In an effort to improve national security and appease consumer concerns over data privacy, China recently adopted a significant new digital privacy law, set to go into effect later this fall. Effective Nov. 1, the country will adopt the Personal Information Protection Law (PIPL), which, due to its wide-ranging nature, is likely to be highly influential on the data protection policies in other countries as well.
The law was officially passed on Aug. 20, following three rounds of revisions, in which the policy evolved substantially. The policy provides Chinese citizens with a large degree of data privacy and is quite likely to make the country a global in data protection — Protocol’s Shen Lu notes that the PIPL is indicative of the country’s “ambitions to set international norms in data protection.”
“This Law is formulated, on the basis of the Constitution, in order to protect personal information rights and interests, standardize personal information handling activities, and promote the rational use of personal information,” reads an English-language translation of Article 1 of the PIPL.
The law resembles the European Union’s General Data Protection Regulation (GDPR), however it has a bit more emphasis on China’s national security than the GDPR. Both the PIPL and the GDPR came about as a response to demand from grassroots movements calling for increased personal information protections, according to Protocol.

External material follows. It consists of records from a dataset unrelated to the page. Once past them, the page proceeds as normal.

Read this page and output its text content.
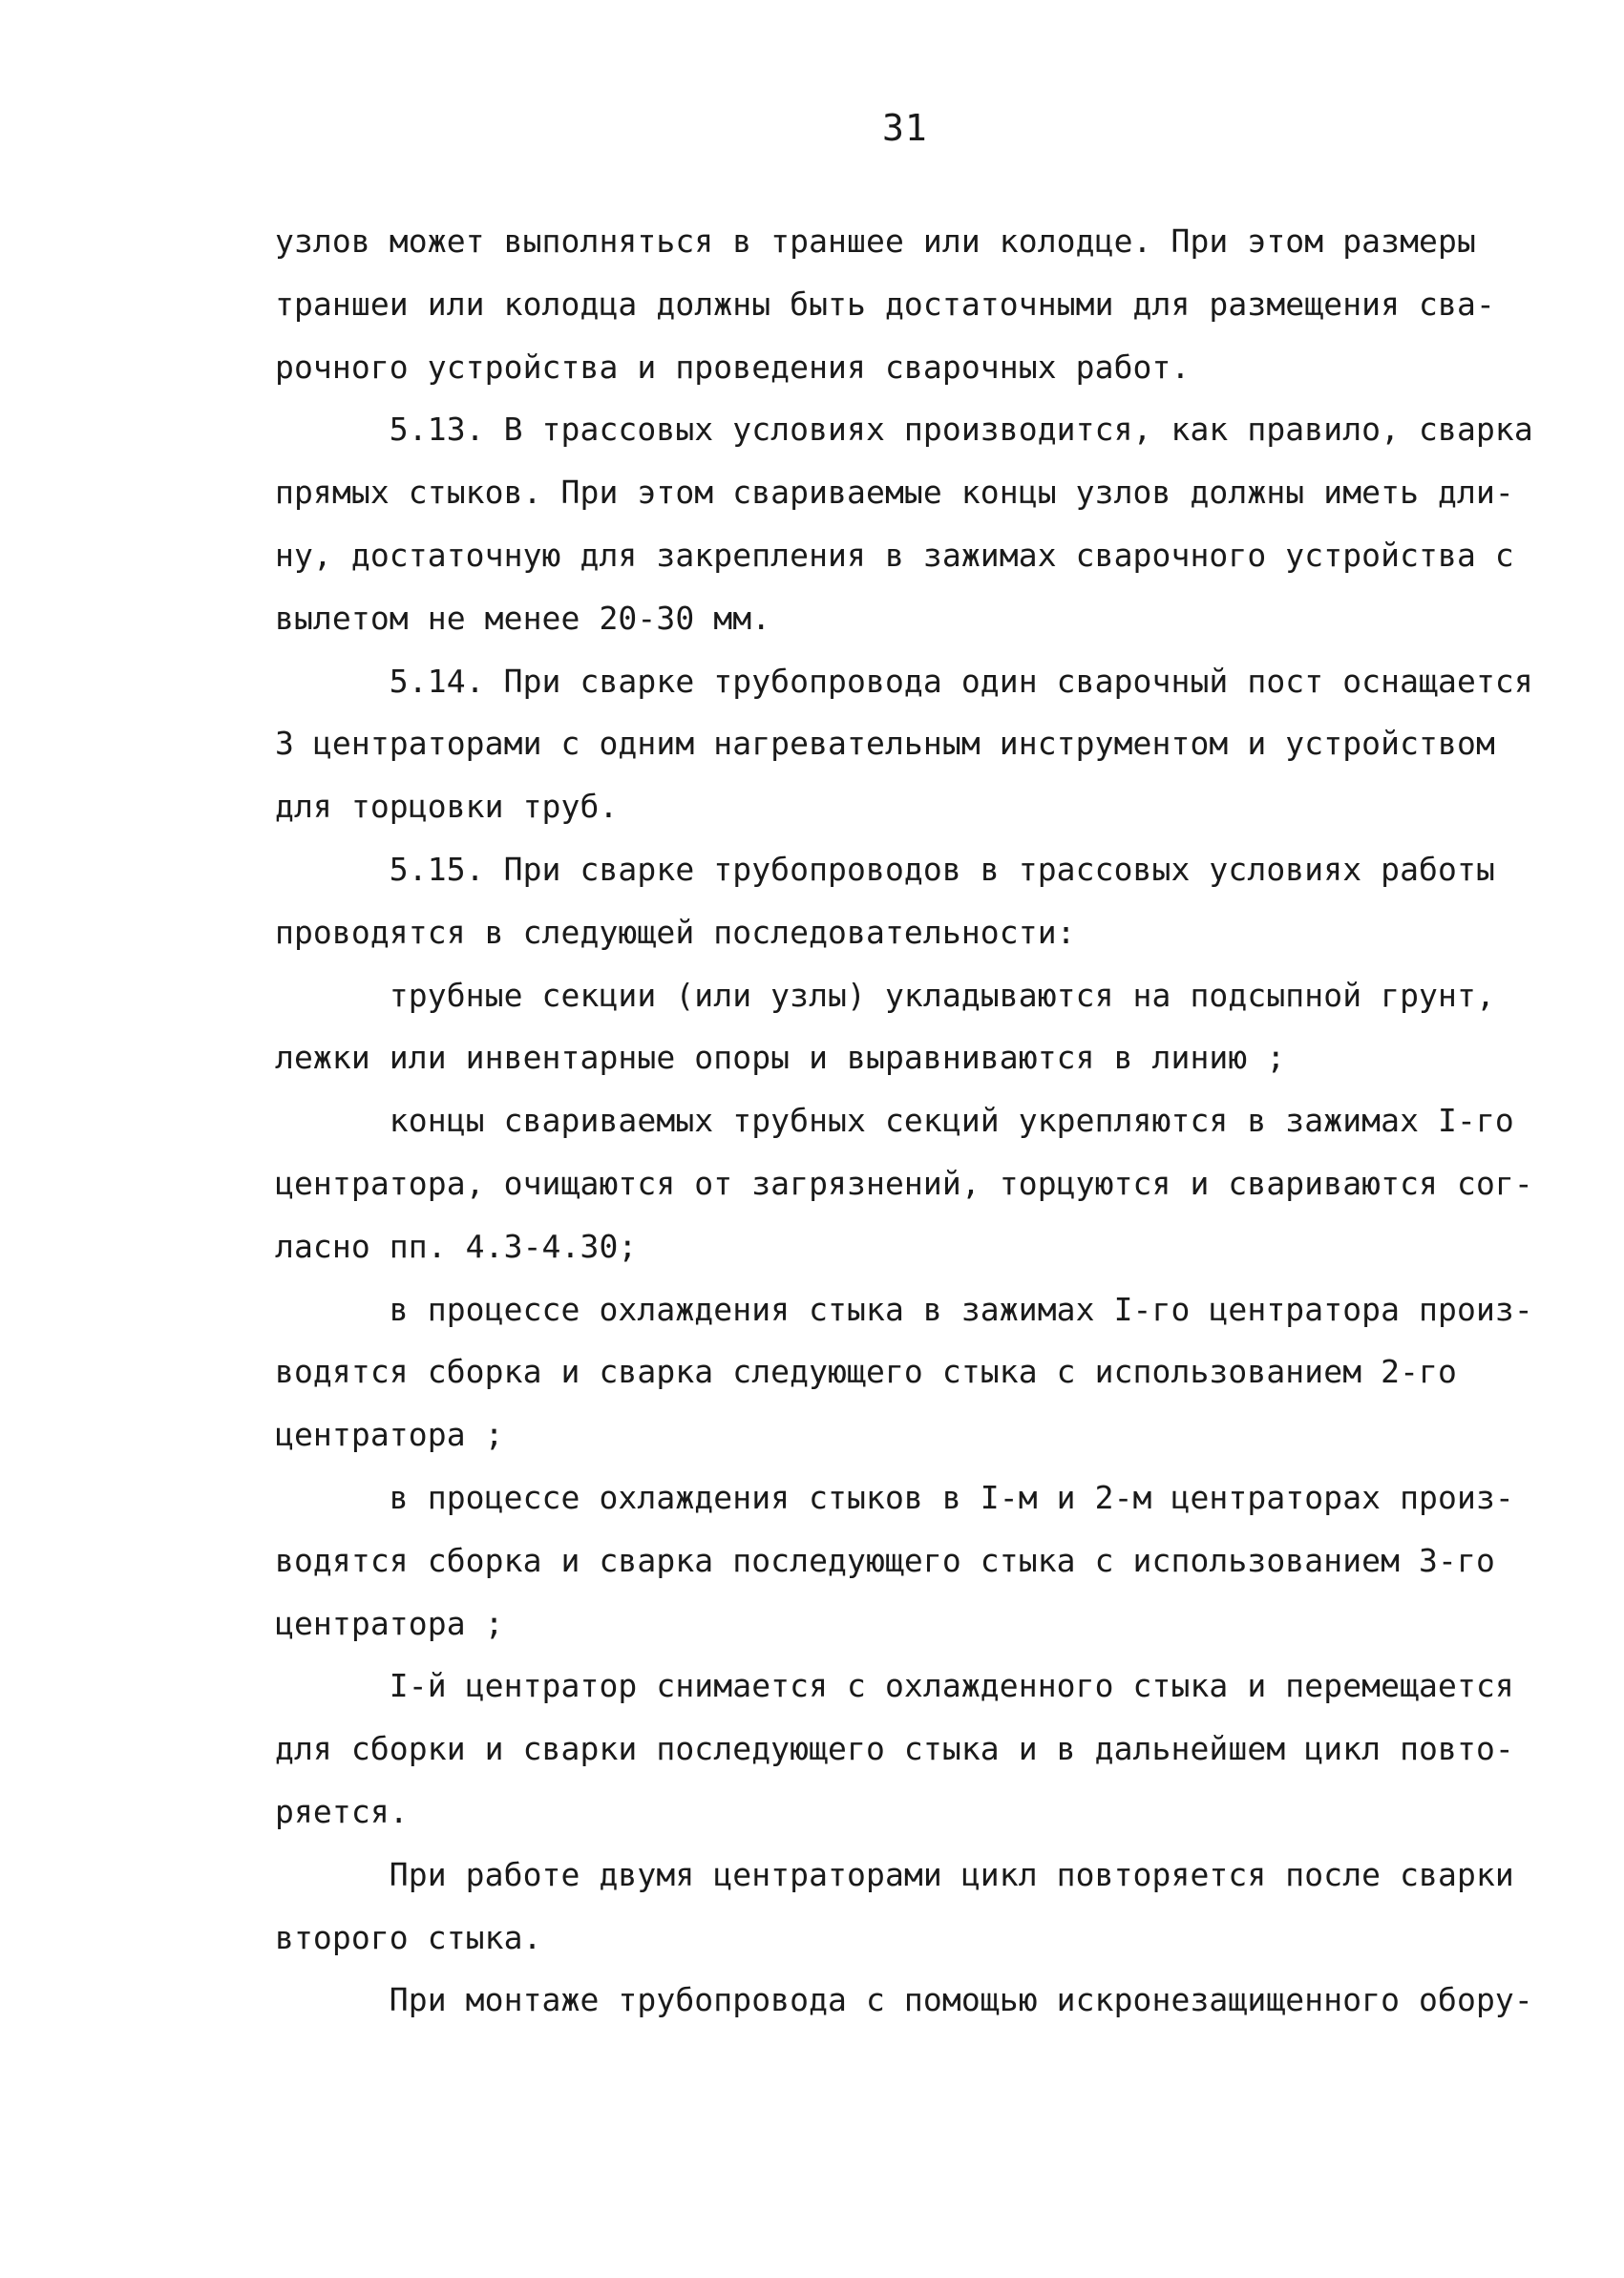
31
узлов может выполняться в траншее или колодце. При этом размеры
траншеи или колодца должны быть достаточными для размещения сва-
рочного устройства и проведения сварочных работ.
5.13. В трассовых условиях производится, как правило, сварка
прямых стыков. При этом свариваемые концы узлов должны иметь дли-
ну, достаточную для закрепления в зажимах сварочного устройства с
вылетом не менее 20-30 мм.
5.14. При сварке трубопровода один сварочный пост оснащается
3 центраторами с одним нагревательным инструментом и устройством
для торцовки труб.
5.15. При сварке трубопроводов в трассовых условиях работы
проводятся в следующей последовательности:
трубные секции (или узлы) укладываются на подсыпной грунт,
лежки или инвентарные опоры и выравниваются в линию ;
концы свариваемых трубных секций укрепляются в зажимах I-го
центратора, очищаются от загрязнений, торцуются и свариваются сог-
ласно пп. 4.3-4.30;
в процессе охлаждения стыка в зажимах I-го центратора произ-
водятся сборка и сварка следующего стыка с использованием 2-го
центратора ;
в процессе охлаждения стыков в I-м и 2-м центраторах произ-
водятся сборка и сварка последующего стыка с использованием 3-го
центратора ;
I-й центратор снимается с охлажденного стыка и перемещается
для сборки и сварки последующего стыка и в дальнейшем цикл повто-
ряется.
При работе двумя центраторами цикл повторяется после сварки
второго стыка.
При монтаже трубопровода с помощью искронезащищенного обору-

China has adopted other data processing laws in the past, however the PIPL is the first law to regulate the processing of Chinese residents’ data in other countries. Though it’s normal for data protection legislation to include provisions dealing with extra-territorial data processing, some pundits believe the Chinese law is a bit harsher than is normal, due to its emphasis on national security. The PIPL allows the Chinese government to restrict data transfers to other countries if it deems such transfers to be harmful for national security, a concept which China defines more broadly than other countries, according to Protocol.

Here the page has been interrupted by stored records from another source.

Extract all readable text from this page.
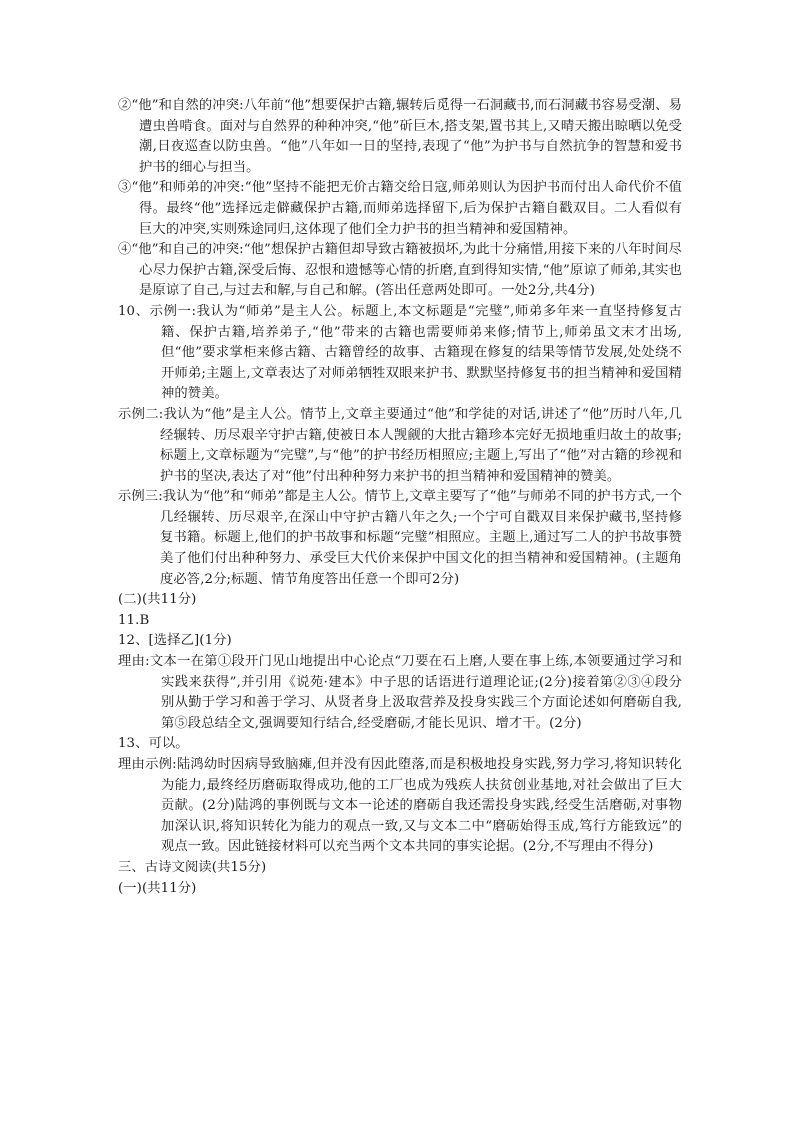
②“他”和自然的冲突:八年前“他”想要保护古籍,辗转后觅得一石洞藏书,而石洞藏书容易受潮、易遭虫兽啃食。面对与自然界的种种冲突,“他”斫巨木,搭支架,置书其上,又晴天搬出晾晒以免受潮,日夜巡查以防虫兽。“他”八年如一日的坚持,表现了“他”为护书与自然抗争的智慧和爱书护书的细心与担当。

③“他”和师弟的冲突:“他”坚持不能把无价古籍交给日寇,师弟则认为因护书而付出人命代价不值得。最终“他”选择远走僻藏保护古籍,而师弟选择留下,后为保护古籍自戳双目。二人看似有巨大的冲突,实则殊途同归,这体现了他们全力护书的担当精神和爱国精神。

④“他”和自己的冲突:“他”想保护古籍但却导致古籍被损坏,为此十分痛惜,用接下来的八年时间尽心尽力保护古籍,深受后悔、忍恨和遗憾等心情的折磨,直到得知实情,“他”原谅了师弟,其实也是原谅了自己,与过去和解,与自己和解。(答出任意两处即可。一处2分,共4分)

10、示例一:我认为“师弟”是主人公。标题上,本文标题是“完璧”,师弟多年来一直坚持修复古籍、保护古籍,培养弟子,“他”带来的古籍也需要师弟来修;情节上,师弟虽文末才出场,但“他”要求掌柜来修古籍、古籍曾经的故事、古籍现在修复的结果等情节发展,处处绕不开师弟;主题上,文章表达了对师弟牺牲双眼来护书、默默坚持修复书的担当精神和爱国精神的赞美。

示例二:我认为“他”是主人公。情节上,文章主要通过“他”和学徒的对话,讲述了“他”历时八年,几经辗转、历尽艰辛守护古籍,使被日本人觊觎的大批古籍珍本完好无损地重归故土的故事;标题上,文章标题为“完璧”,与“他”的护书经历相照应;主题上,写出了“他”对古籍的珍视和护书的坚决,表达了对“他”付出种种努力来护书的担当精神和爱国精神的赞美。

示例三:我认为“他”和“师弟”都是主人公。情节上,文章主要写了“他”与师弟不同的护书方式,一个几经辗转、历尽艰辛,在深山中守护古籍八年之久;一个宁可自戳双目来保护藏书,坚持修复书籍。标题上,他们的护书故事和标题“完璧”相照应。主题上,通过写二人的护书故事赞美了他们付出种种努力、承受巨大代价来保护中国文化的担当精神和爱国精神。(主题角度必答,2分;标题、情节角度答出任意一个即可2分)

(二)(共11分)

11.B

12、[选择乙](1分)

理由:文本一在第①段开门见山地提出中心论点“刀要在石上磨,人要在事上练,本领要通过学习和实践来获得”,并引用《说苑·建本》中子思的话语进行道理论证;(2分)接着第②③④段分别从勤于学习和善于学习、从贤者身上汲取营养及投身实践三个方面论述如何磨砺自我,第⑤段总结全文,强调要知行结合,经受磨砺,才能长见识、增才干。(2分)

13、可以。

理由示例:陆鸿幼时因病导致脑瘫,但并没有因此堕落,而是积极地投身实践,努力学习,将知识转化为能力,最终经历磨砺取得成功,他的工厂也成为残疾人扶贫创业基地,对社会做出了巨大贡献。(2分)陆鸿的事例既与文本一论述的磨砺自我还需投身实践,经受生活磨砺,对事物加深认识,将知识转化为能力的观点一致,又与文本二中“磨砺始得玉成,笃行方能致远”的观点一致。因此链接材料可以充当两个文本共同的事实论据。(2分,不写理由不得分)

三、古诗文阅读(共15分)

(一)(共11分)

Additionally, critical information infrastructure operators (this includes groups such as government and financial entities) or entities that process large amounts of personal information are also required to store this information within Mainland China, rather than overseas. “Large amounts” of personal information are not defined in the final draft of the law, however previous versions of the law defined it as data on 500,000 and 1,000,000 residents of China. In order to transfer this information abroad to another entity, the transfer must be cleared by cybersecurity agencies.